Needless to say, today I deleted the one-and-only post as it was TERRIBLE.  It reeked of "college senior English major burned out on school, writing, scholarship entries, and life."  (It also reeked of "I THINK I want a Masters in Library Science but all the doors are closing and I have no idea which one will open so I will ramble here until you throw money at me KTHNXBAI.")  That's not what I want to be my blogging legacy (if such things even exist) in this world.  So, it's gone.

Instead of ending the blog, however, I decided to re-purpose it.  Rename it, redesign it, and play around to see if I really want to get into this whole "blogging" thing.  I have many blogs I read that I love, and they always inspire my creative side to write more, to get my voice out and share it with others.  It will take some time, though, to figure out what that is.

I'm up for the journey.

So, for starters, my name is Cherish: hence the "pun-y" title to this blog.  I'm a newlywed as of December 28, 2013; my husband is a PR guy for a local university.  In my free time, I knit, crochet, write, draw, and play clarinet when I can.  That free time is sorely limited, however: I'm also a 25-year-old teacher at a non-profit in Western New York.
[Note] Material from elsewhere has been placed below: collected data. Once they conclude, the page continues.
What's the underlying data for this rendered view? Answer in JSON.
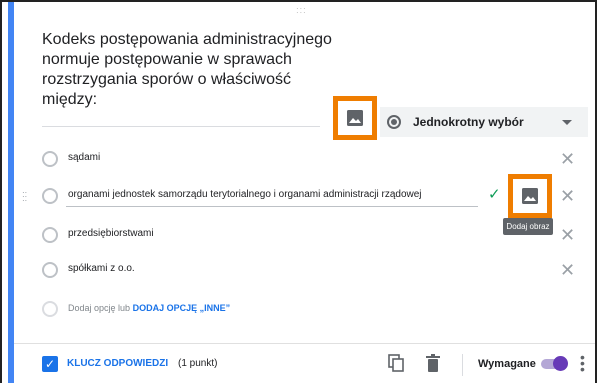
{
  "question": {
    "text": "Kodeks postępowania administracyjnego\nnormuje postępowanie w sprawach\nrozstrzygania sporów o właściwość\nmiędzy:",
    "type_label": "Jednokrotny wybór"
  },
  "options": [
    {
      "label": "sądami"
    },
    {
      "label": "organami jednostek samorządu terytorialnego i organami administracji rządowej"
    },
    {
      "label": "przedsiębiorstwami"
    },
    {
      "label": "spółkami z o.o."
    }
  ],
  "add_option": {
    "label": "Dodaj opcję",
    "or_text": "lub",
    "other_label": "DODAJ OPCJĘ „INNE”"
  },
  "tooltip": "Dodaj obraz",
  "footer": {
    "answer_key_label": "KLUCZ ODPOWIEDZI",
    "points": "(1 punkt)",
    "required_label": "Wymagane"
  },
  "icons": {
    "close": "close-icon",
    "check": "check-icon",
    "image": "image-icon",
    "drag": "drag-handle-icon",
    "copy": "copy-icon",
    "trash": "trash-icon",
    "more": "more-vert-icon"
  },
  "colors": {
    "accent": "#4285f4",
    "highlight": "#ef7d00",
    "link": "#1a73e8",
    "check": "#0f9d58",
    "toggle": "#673ab7"
  }
}
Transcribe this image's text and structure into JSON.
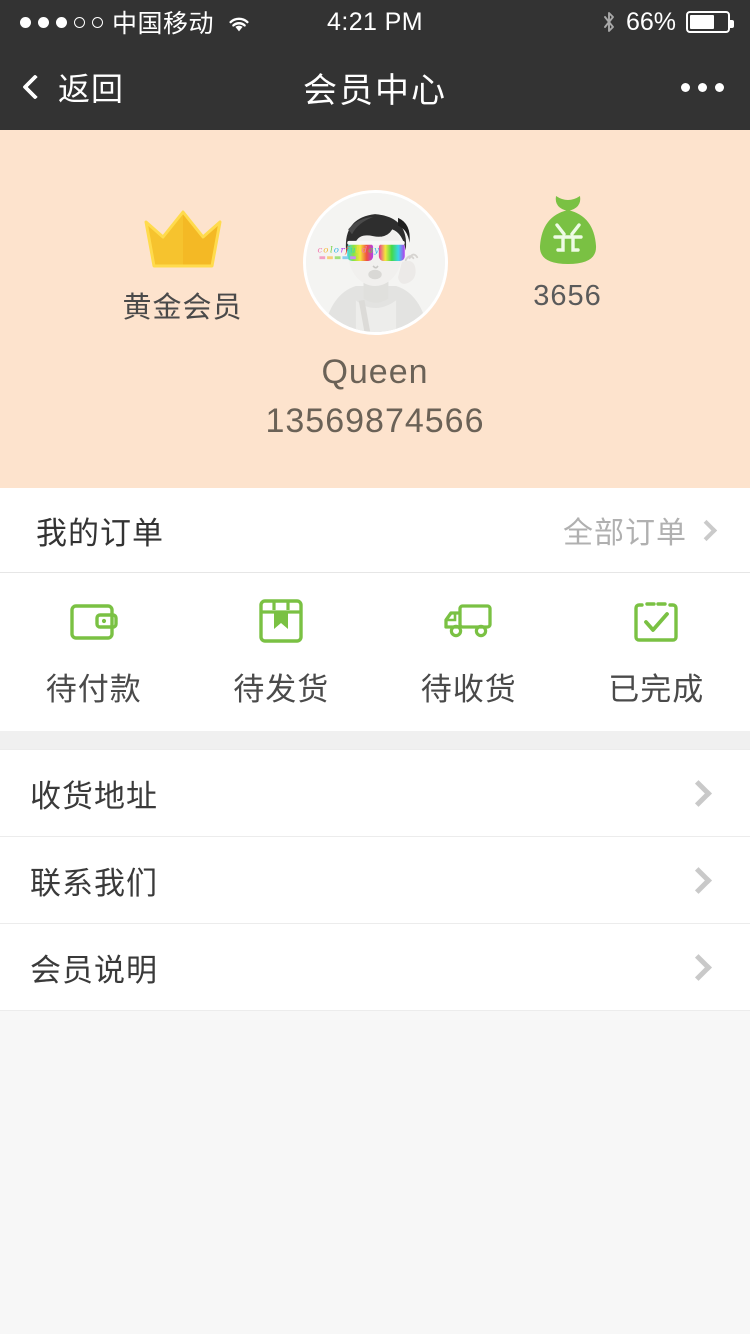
{
  "status_bar": {
    "signal_dots_filled": 3,
    "signal_dots_total": 5,
    "carrier": "中国移动",
    "wifi_icon": "wifi-icon",
    "time": "4:21 PM",
    "bluetooth_icon": "bluetooth-icon",
    "battery_percent": "66%",
    "battery_level": 66
  },
  "nav_bar": {
    "back_label": "返回",
    "title": "会员中心",
    "more_icon": "more-dots-icon",
    "background": "#333333",
    "text_color": "#ffffff"
  },
  "profile": {
    "background": "#fde3cd",
    "level_icon": "crown-icon",
    "level_label": "黄金会员",
    "avatar_icon": "user-avatar",
    "points_icon": "money-bag-icon",
    "points_value": "3656",
    "name": "Queen",
    "phone": "13569874566",
    "crown_color": "#f9c939",
    "points_color": "#7ac143"
  },
  "orders": {
    "title": "我的订单",
    "all_orders_label": "全部订单",
    "chevron_icon": "chevron-right-icon",
    "items": [
      {
        "icon": "wallet-icon",
        "label": "待付款"
      },
      {
        "icon": "package-icon",
        "label": "待发货"
      },
      {
        "icon": "truck-icon",
        "label": "待收货"
      },
      {
        "icon": "checklist-icon",
        "label": "已完成"
      }
    ],
    "icon_color": "#7ac143"
  },
  "menu": {
    "items": [
      {
        "label": "收货地址",
        "chevron": "chevron-right-icon"
      },
      {
        "label": "联系我们",
        "chevron": "chevron-right-icon"
      },
      {
        "label": "会员说明",
        "chevron": "chevron-right-icon"
      }
    ]
  }
}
What makes me unique as a teacher is that I'm what's called an "adult classroom instructor."  My non-profit in concerned with family literacy, and I work in their adult program.  My role in the non-profit is to teach adults to read as well as to sharpen their reading skills so they can better themselves (through HSEs [High School Equivalency diplomas, for all you non-New Yorkers], obtaining jobs, or improving their work outlook), their families (through the empowerment of knowing they can help their students learn as they can read better as well as through the economic boost of such knowledge), and the community.

Yes, you read that right: I teach adults to read.  And write, on occasion, but that mostly happens at the jail.

...oh, that too: I teach two mornings a week at our local jail until July.  Many teachers equate their classrooms to jails at times: my classroom really is one a few times a week.

Despite the challenges you can imagine crop up in my job, I love it.  I love the creativity it takes to create lessons that engage, encourage, and strengthen my students.  I love the environment of adult education and the HUGE changes I see happen with my students.  I adore knowing that I work with students many, many other people, educational systems, and communities have written off as "lost causes" and "worthless drains on society."  I never see them that way: I see the potential that lies there, even when they fail to see it themselves.  And I adore knowing that my attempts to teach them often go beyond the classroom, helping them better others.

So, welcome to this teacher's personal blog.  Let's see where it goes.